Sollten wir an dieser Stelle nicht ein bisschen Kraft verwenden, um die Projekte, die wir als prioritär erkannt haben, aufzunehmen? In diesem Bereich gibt es ein prioritäres Projekt, wenn es um die Nord-SüdVerbindung geht. Wir sollten nämlich endlich mit aller Kraft die Zweigleisigkeit auf der Strecke Dortmund– Münster herstellen. Dann stellt sich die Frage: Wie soll dieses Projekt in eine solche Prioritätenliste eingeordnet werden?

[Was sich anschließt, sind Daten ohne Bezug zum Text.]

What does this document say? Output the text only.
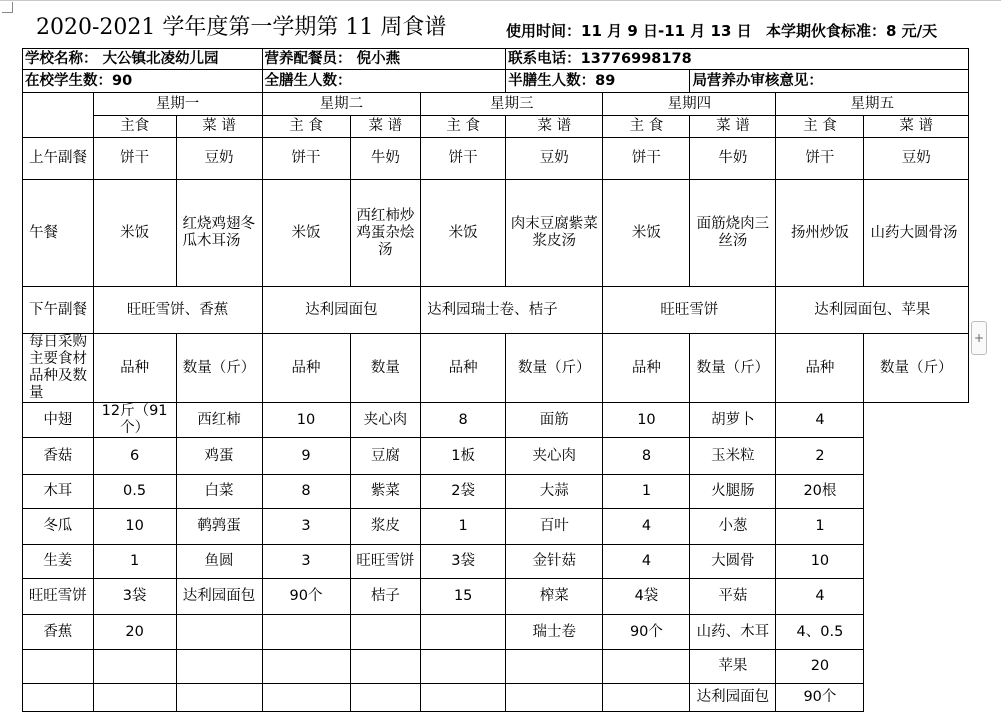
2020-2021 学年度第一学期第 11 周食谱	使用时间：11 月 9 日-11 月 13 日 本学期伙食标准：8 元/天
学校名称： 大公镇北凌幼儿园			营养配餐员： 倪小燕			联系电话：13776998178				
在校学生数：90			全膳生人数：			半膳生人数：89		局营养办审核意见：		
	星期一		星期二		星期三		星期四		星期五	
	主食	菜 谱	主 食	菜 谱	主 食	菜 谱	主 食	菜 谱	主 食	菜 谱
上午副餐	饼干	豆奶	饼干	牛奶	饼干	豆奶	饼干	牛奶	饼干	豆奶
午餐	米饭	红烧鸡翅冬瓜木耳汤	米饭	西红柿炒鸡蛋杂烩汤	米饭	肉末豆腐紫菜浆皮汤	米饭	面筋烧肉三丝汤	扬州炒饭	山药大圆骨汤
下午副餐	旺旺雪饼、香蕉		达利园面包		达利园瑞士卷、桔子		旺旺雪饼		达利园面包、苹果	
每日采购主要食材品种及数量	品种	数量（斤）	品种	数量	品种	数量（斤）	品种	数量（斤）	品种	数量（斤）
中翅	12斤（91个）	西红柿	10	夹心肉	8	面筋	10	胡萝卜	4	
香菇	6	鸡蛋	9	豆腐	1板	夹心肉	8	玉米粒	2	
木耳	0.5	白菜	8	紫菜	2袋	大蒜	1	火腿肠	20根	
冬瓜	10	鹌鹑蛋	3	浆皮	1	百叶	4	小葱	1	
生姜	1	鱼圆	3	旺旺雪饼	3袋	金针菇	4	大圆骨	10	
旺旺雪饼	3袋	达利园面包	90个	桔子	15	榨菜	4袋	平菇	4	
香蕉	20					瑞士卷	90个	山药、木耳	4、0.5	
								苹果	20	
								达利园面包	90个	
+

Die andere Ecke, wo man es eventuell unterbringen könnte, ist in der Tat der ÖPNV-Bedarfsplan. Er hakt aufseiten der Landesregierung. Das ist gar keine Frage. Da hat es bei der Erstellung Schwierigkeiten gegeben. Das wäre die richtige Plattform, um zumindest eine Einordnung und Priorisierung – auch mit anderen Projekten, die es ja gibt – hinzubekommen.

Hier müssen wir dringend vorankommen. Dafür braucht es die entsprechenden Grundlagen. Ich hoffe, dass der Minister gleich darstellen kann, wie weit die Arbeiten hier gediehen sind.

Dann kommen Sie auch auf die tagesaktuelle Frage zu sprechen, ob in Sachen Kohleausstieg auch Maßnahmen zum Strukturwandel im nördlichen Ruhrgebiet vorgesehen sind.

Wir haben gegenüber der Landesregierung angemahnt, in die Debatte in Berlin und auch in die Kommission entsprechende Maßnahmen einzubringen, weil die Steinkohlekraftwerke gerade dort zu finden sind und die Energiewirtschaft selbstverständlich

hiervon betroffen wäre. Da haben wir bei der Landesregierung viele weiße Flecken entdecken müssen.

(Lachen von Josef Hovenjürgen [CDU])

Ich bin mir nicht sicher, ob wir da nicht zu spät sind.

Aber zu spät ist es nie im Leben. Vielleicht haben wir noch eine Chance. Deshalb freue ich mich sehr auf die Beratung im Fachausschuss. Vielleicht können Sie bis dahin noch präzisieren, welcher Stiel in welchen Besen gestochen werden soll. – Herzlichen Dank.

(Beifall von den GRÜNEN)

Vielen Dank, Herr Kollege Remmel. – Für die AfD-Fraktion spricht Herr Kollege Vogel.

Sehr geehrte Frau Präsidentin! Meine sehr verehrten Damen und Herren! Der vorliegende Antrag liest sich sehr spannend. Das muss ich Ihnen zugestehen. Denn er hat sehr viele ungewöhnliche Wendungen in sich.